Après 10 ans au Mali, il fait son retour en France, en banlieue parisienne. Transformé par la religion, il souhaite devenir l’imam de la cité. Ses prêches séduisent la nouvelle génération qui se rend beaucoup plus à la mosquée. Grisé par ce succès inattendu dans le quartier et sur les réseaux sociaux, le jeune homme veut aller plus loin et souhaite que les musulmans du quartier fassent leur pèlerinage à la Mecque. Son excès d’ambition va lui faire commettre des imprudences. Finalement, même le religieux n’échappe pas aux mutations technologiques.

Il ne s’agit pas seulement d’un récit sur la religion. Cette œuvre évoque aussi la reconstruction d’un lien familial universel entre une mère et son fils. Une filiation brisée par la décision brutale de la mère, qui renait petit à petit. Chacun peut s’y reconnaître. Par ailleurs, on notera l’excellent jeu d’acteur d’Abdullah Sissoko et d’Hady Berthé, notamment.

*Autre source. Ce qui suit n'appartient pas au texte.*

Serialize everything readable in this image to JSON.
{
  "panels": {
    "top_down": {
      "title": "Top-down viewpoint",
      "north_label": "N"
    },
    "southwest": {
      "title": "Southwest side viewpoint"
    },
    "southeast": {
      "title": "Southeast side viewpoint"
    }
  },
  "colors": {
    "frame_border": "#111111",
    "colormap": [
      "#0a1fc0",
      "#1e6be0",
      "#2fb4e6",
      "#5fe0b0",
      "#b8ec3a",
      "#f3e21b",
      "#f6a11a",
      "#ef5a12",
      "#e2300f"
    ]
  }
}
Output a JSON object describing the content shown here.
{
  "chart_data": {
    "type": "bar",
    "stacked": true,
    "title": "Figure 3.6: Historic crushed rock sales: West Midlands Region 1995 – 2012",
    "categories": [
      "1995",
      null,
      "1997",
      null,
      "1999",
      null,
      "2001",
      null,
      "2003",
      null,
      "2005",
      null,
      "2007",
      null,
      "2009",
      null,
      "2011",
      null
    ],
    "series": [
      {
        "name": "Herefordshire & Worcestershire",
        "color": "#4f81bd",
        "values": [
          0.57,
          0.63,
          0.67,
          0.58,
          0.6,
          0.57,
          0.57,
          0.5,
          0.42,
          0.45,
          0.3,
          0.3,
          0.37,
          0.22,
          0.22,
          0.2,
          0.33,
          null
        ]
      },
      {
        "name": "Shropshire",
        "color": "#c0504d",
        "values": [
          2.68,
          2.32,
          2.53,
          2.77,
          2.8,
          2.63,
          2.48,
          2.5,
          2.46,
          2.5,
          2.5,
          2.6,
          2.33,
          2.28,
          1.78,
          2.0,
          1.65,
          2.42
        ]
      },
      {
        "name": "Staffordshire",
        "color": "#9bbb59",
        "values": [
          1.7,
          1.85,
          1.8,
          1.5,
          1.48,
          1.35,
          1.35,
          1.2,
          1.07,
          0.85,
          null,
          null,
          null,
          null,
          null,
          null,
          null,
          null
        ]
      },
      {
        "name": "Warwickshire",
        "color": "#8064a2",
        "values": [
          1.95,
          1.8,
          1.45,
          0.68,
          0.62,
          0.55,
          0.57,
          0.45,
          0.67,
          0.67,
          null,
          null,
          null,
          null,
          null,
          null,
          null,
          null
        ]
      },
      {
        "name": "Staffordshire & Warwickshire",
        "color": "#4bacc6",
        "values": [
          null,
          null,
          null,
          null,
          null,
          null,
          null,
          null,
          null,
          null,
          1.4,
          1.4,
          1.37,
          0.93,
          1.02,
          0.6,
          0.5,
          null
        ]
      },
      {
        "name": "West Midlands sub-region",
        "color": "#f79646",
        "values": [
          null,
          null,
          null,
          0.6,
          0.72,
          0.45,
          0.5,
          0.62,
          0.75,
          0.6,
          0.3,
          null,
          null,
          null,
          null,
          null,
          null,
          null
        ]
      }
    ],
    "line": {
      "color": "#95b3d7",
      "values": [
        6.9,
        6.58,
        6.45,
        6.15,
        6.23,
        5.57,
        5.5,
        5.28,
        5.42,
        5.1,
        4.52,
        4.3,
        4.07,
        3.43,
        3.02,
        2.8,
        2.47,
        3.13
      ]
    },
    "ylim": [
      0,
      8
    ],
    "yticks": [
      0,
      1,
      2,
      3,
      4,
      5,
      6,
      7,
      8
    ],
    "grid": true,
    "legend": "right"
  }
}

La représentation de la communauté musulmane est encore un sujet complexe dans le cinéma français. Mais ce film bouleversant réussit la prouesse de ne pas tomber dans les clichés. Le réalisateur, Kim Chapiron dévoile un islam de l’intérieur, met en avant un lien intergénérationnel touchant dans cette mosquée. Un cinéaste incrédule et fier face aux premiers chiffres de son film. Ce dernier totalise près de 30 000 entrées en quelques jours, sur une centaine de copies. Kim Chapiron a accepté de répondre aux questions du Bondy Blog.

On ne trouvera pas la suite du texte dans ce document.